Associate Professor of Pharmacy Practice, Western New England University College of Pharmacy, age 39
Kam Capoccia says she has two passions, teaching and patient care — activities that one what might not associate with someone who is a pharmacist by trade. But Capoccia, by bringing her passions front and center in an intriguing mix of career endeavors, is changing some attitudes about those in her profession.
She has a business card from Western New England University identifying her as a clinical associate professor and residency program director for the Department of Pharmacy Practice. Meanwhile, she is the director (and the heart and soul) of the Consultation and Wellness Center at the Big Y on Cooley Street in Springfield, a unique program created in a partnership between the school and the corporation.
In both settings, she gets to teach. At WNEU, she’s educating students about everything from conducting blood-pressure screenings to how to listen to a heart. And at the consultation and wellness center, she’s educating patients about such matters as monitoring their blood sugar, controlling hypertension, and achieving weight loss.
And there are ample rewards from both endeavors. “I enjoy the interaction with learners — I love watching the lightbulbs go on,” she said of her work with WNEU students as they assimilate the skills and knowledge needed to succeed in that challenging profession. At the clinic, meanwhile, she has helped one patient lose more than 40 pounds over the past year or so and assisted countless others with a host of issues, especially Type 2 diabetes.
“I love going to work every day — the clinic is what really drives me,” she told BusinessWest, noting that the facility is open three days a week. “With the patients, the numbers continue to increase, and we’re seeing some great results.”

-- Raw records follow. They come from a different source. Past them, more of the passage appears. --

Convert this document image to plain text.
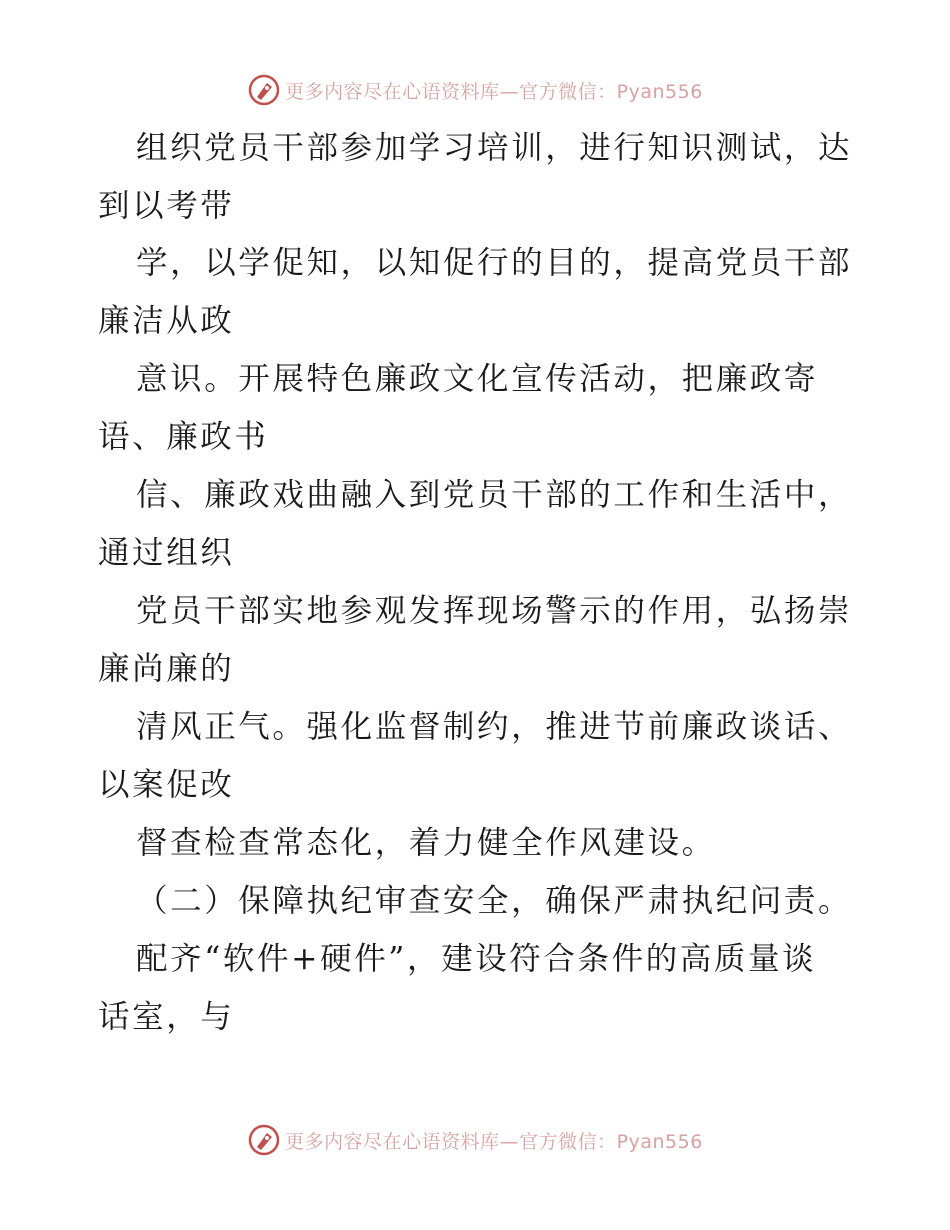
更多内容尽在心语资料库—官方微信：Pyan556
组织党员干部参加学习培训，进行知识测试，达
到以考带
学，以学促知，以知促行的目的，提高党员干部
廉洁从政
意识。开展特色廉政文化宣传活动，把廉政寄
语、廉政书
信、廉政戏曲融入到党员干部的工作和生活中，
通过组织
党员干部实地参观发挥现场警示的作用，弘扬崇
廉尚廉的
清风正气。强化监督制约，推进节前廉政谈话、
以案促改
督查检查常态化，着力健全作风建设。
（二）保障执纪审查安全，确保严肃执纪问责。
配齐“软件+硬件”，建设符合条件的高质量谈
话室，与
更多内容尽在心语资料库—官方微信：Pyan556
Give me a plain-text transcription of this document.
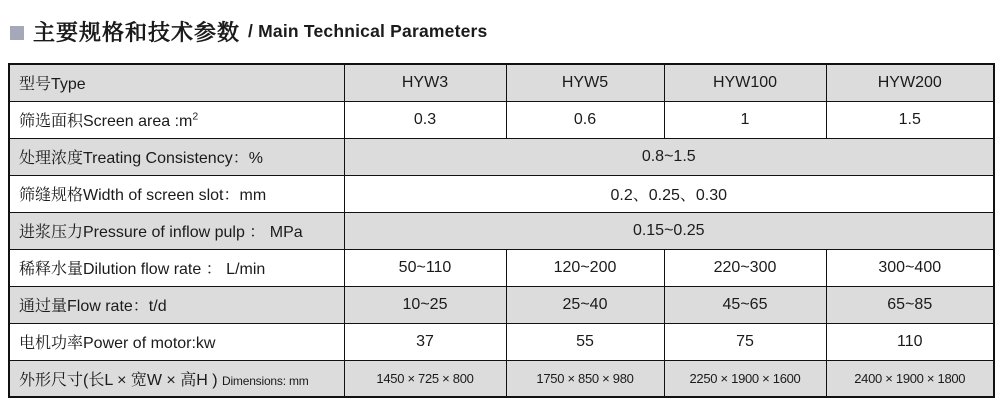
主要规格和技术参数 / Main Technical Parameters
型号Type	HYW3	HYW5	HYW100	HYW200
筛选面积Screen area $:m^2$	0.3	0.6	1	1.5
处理浓度Treating Consistency：%	0.8~1.5			
筛缝规格Width of screen slot：mm	0.2、0.25、0.30			
进浆压力Pressure of inflow pulp ： MPa	0.15~0.25			
稀释水量Dilution flow rate ： L/min	50~110	120~200	220~300	300~400
通过量Flow rate：t/d	10~25	25~40	45~65	65~85
电机功率Power of motor:kw	37	55	75	110
外形尺寸(长L × 宽W × 高H ) Dimensions: mm	1450 × 725 × 800	1750 × 850 × 980	2250 × 1900 × 1600	2400 × 1900 × 1800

Her many career pursuits — she also takes shifts in a Walgreens pharmacy on a per-diem basis — consume much of her time, but she also focuses on achieving work/life balance, making time for her family and especially her three children, Jacob, Melissa, and Jack.
The creators of the Big Y center describe it as a program featuring “the pharmacist as educator.” That’s a very accurate depiction, and one that brings Capoccia’s twin passions clearly into focus.